YouTube Outage: Too Much Trust in Internet Protocols
Spammers routinely spoof email header information to cover their tracks and email systems accept the data as correct. Domain name services can be corrupted when an attacker pushes bogus domain name to IP address mappings with DNS poisoning attacks. And now we see the Border Gateway Protocol (BGP) can be used in a denial of service attack. The YouTube outage that started in Pakistan accidentally spread well beyond that country because of the BGP protocol, by itself, trusts routing data it gets from others.

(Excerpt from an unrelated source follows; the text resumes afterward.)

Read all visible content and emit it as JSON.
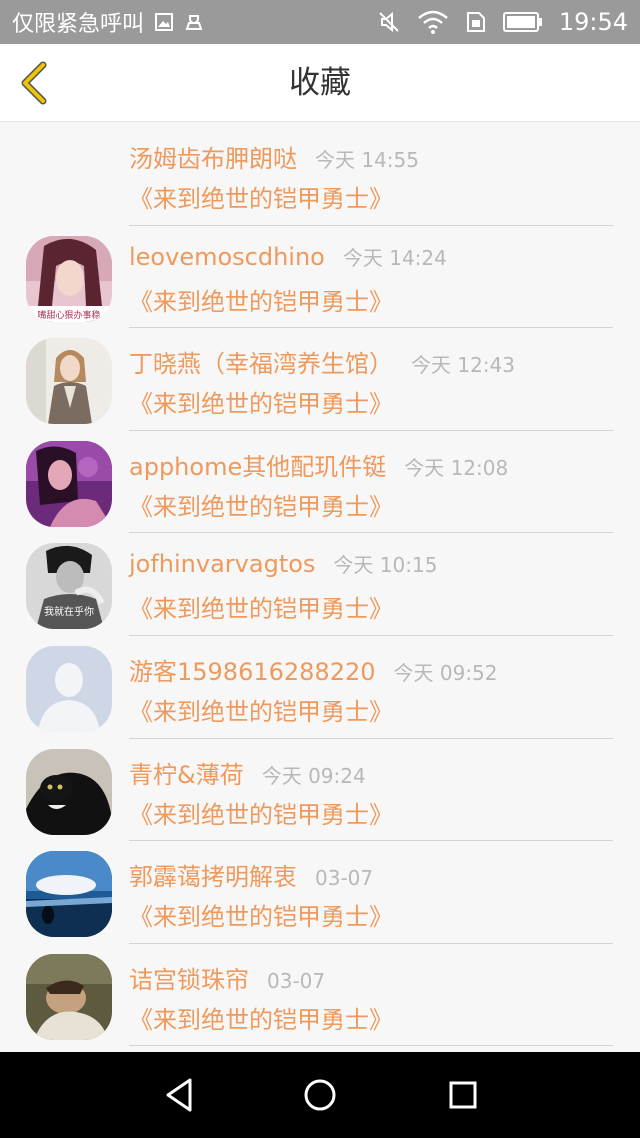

Pakistan Telecommunication Authority had ISPs in the country block YouTube because the service allegedly hosted an anti-Islamic video by Geert Wilders, an anti-Islamist from the Netherlands. The changes to BGP data were accidentally shared with an ISP in Hong Kong and it spread from there. David Ulevitch, of OpenDNS, who worked on the problem, told Network World:
"I was trying to watch cats falling off roofs... and I couldn't get to YouTube," he said. Ulevitch, who runs an Internet infrastructure company called OpenDNS, was soon able to connect with engineers at Google, who also experienced similar problems, he said. "They were like, 'Holy crap, we can't get to YouTube either.'"
The problem could have been avoided had the ISP in Hong Kong verified the BGP, but it didn't. Trusting data as it comes in is a lot less work than verifying it. Cybercrime is too much of a problem to leave gapping holes in Internet security like this.